When men’s hands point toward him, they’re lifted up toward Heaven. On the homeward bound steamer from the North that year a group of travelers in the cabin asked me to read extracts from my notebook, but these lines to the marlin seemed to have been “written for myself only.” No one referred to them in the subsequent conversation that evening, but there were plenty of questions about wolves and bears. In the audience there had been a rough old seasoned captain who sailed the seven seas on roving commission.

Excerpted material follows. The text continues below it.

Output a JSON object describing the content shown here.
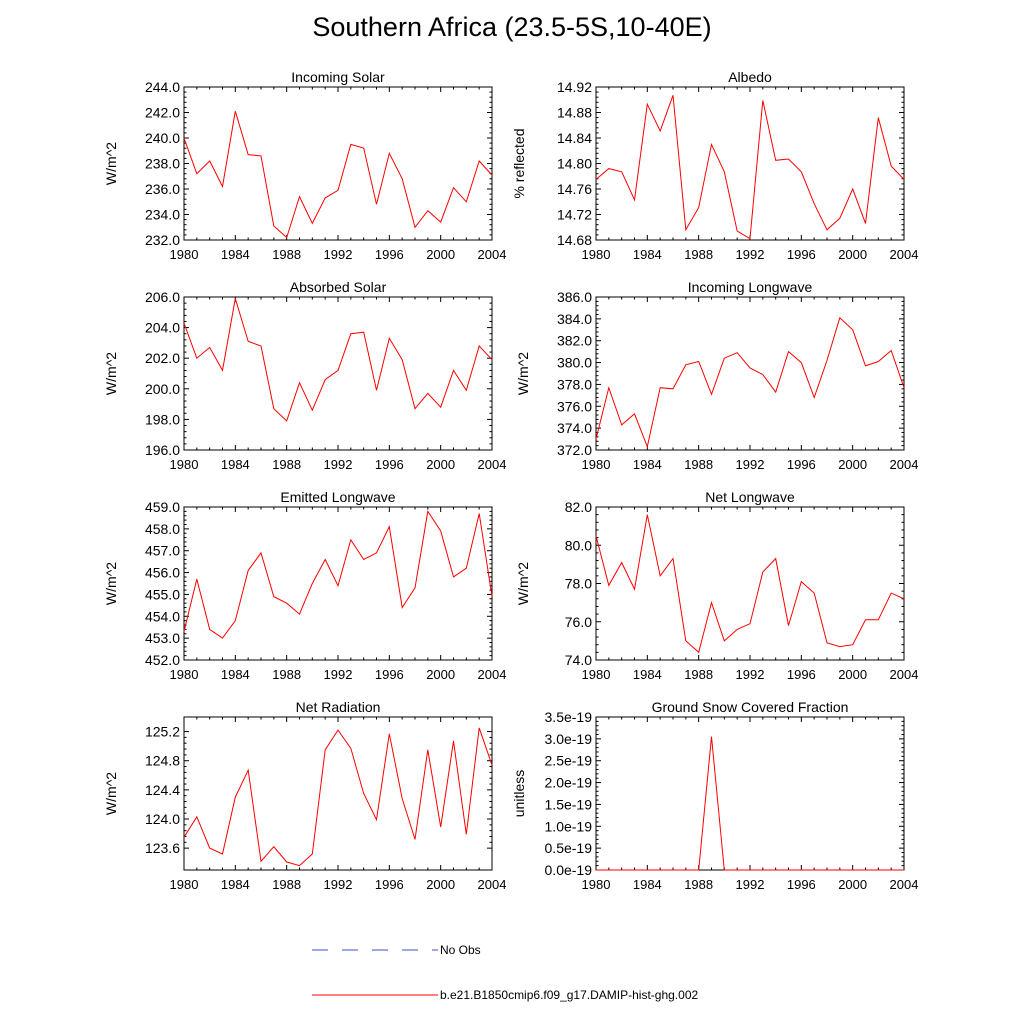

He had recently lost his ship in the ice and was getting himself and survivors of his crew back to a port. Next morning he stopped me as we were passing on the deck, and said, “Them words that you read about the dough-birds (marlins) last night was about right. I wish you would let me see that log of yours again if you don’t mind.” He had doubtless put many a cask of stewed dough-birds in his larder aboard ship, and I was astonished at any sentimental interest in the big gentle birds as it came from that old salt.

Perhaps I was one of the last men to witness a flight of the marlins that were so delicious for the table. Subjected to murderous massacre at both ends of their flight and on the spring return journey by way of the Mississippi Valley they melted away like the passenger pigeon, and only a little later on.” (Extracted from A Surgeon’s Story by Roger Gosden and Pam Walker).

Bryan Watts, an ornithologist at the College of William and Mary, has recently written a beautiful and impassioned vignette about the dough birds. It illustrates how quickly we can shrink biodiversity and rob ourselves of natural wonder.

“The extinction of the dough birds was driven by the tragedy of the commons, a force that stretches back before human civilization itself and that is still alive and well today. The market hunters that encountered the birds in different places throughout their annual cycle were more concerned about their own profits and enjoyment than they were about the future of the birds or about the other hunters along the Great Circle.  We may legislate hunting regulations, but what about the destruction of critical habitat, the consumption of coastal resource or human-caused climate change?  Until we are all able to rise above our own self-centered concerns to see a future beyond our own and recognize that cooperation is not merely a kind gesture but an imperative for the future, no species is secure, not even our own.”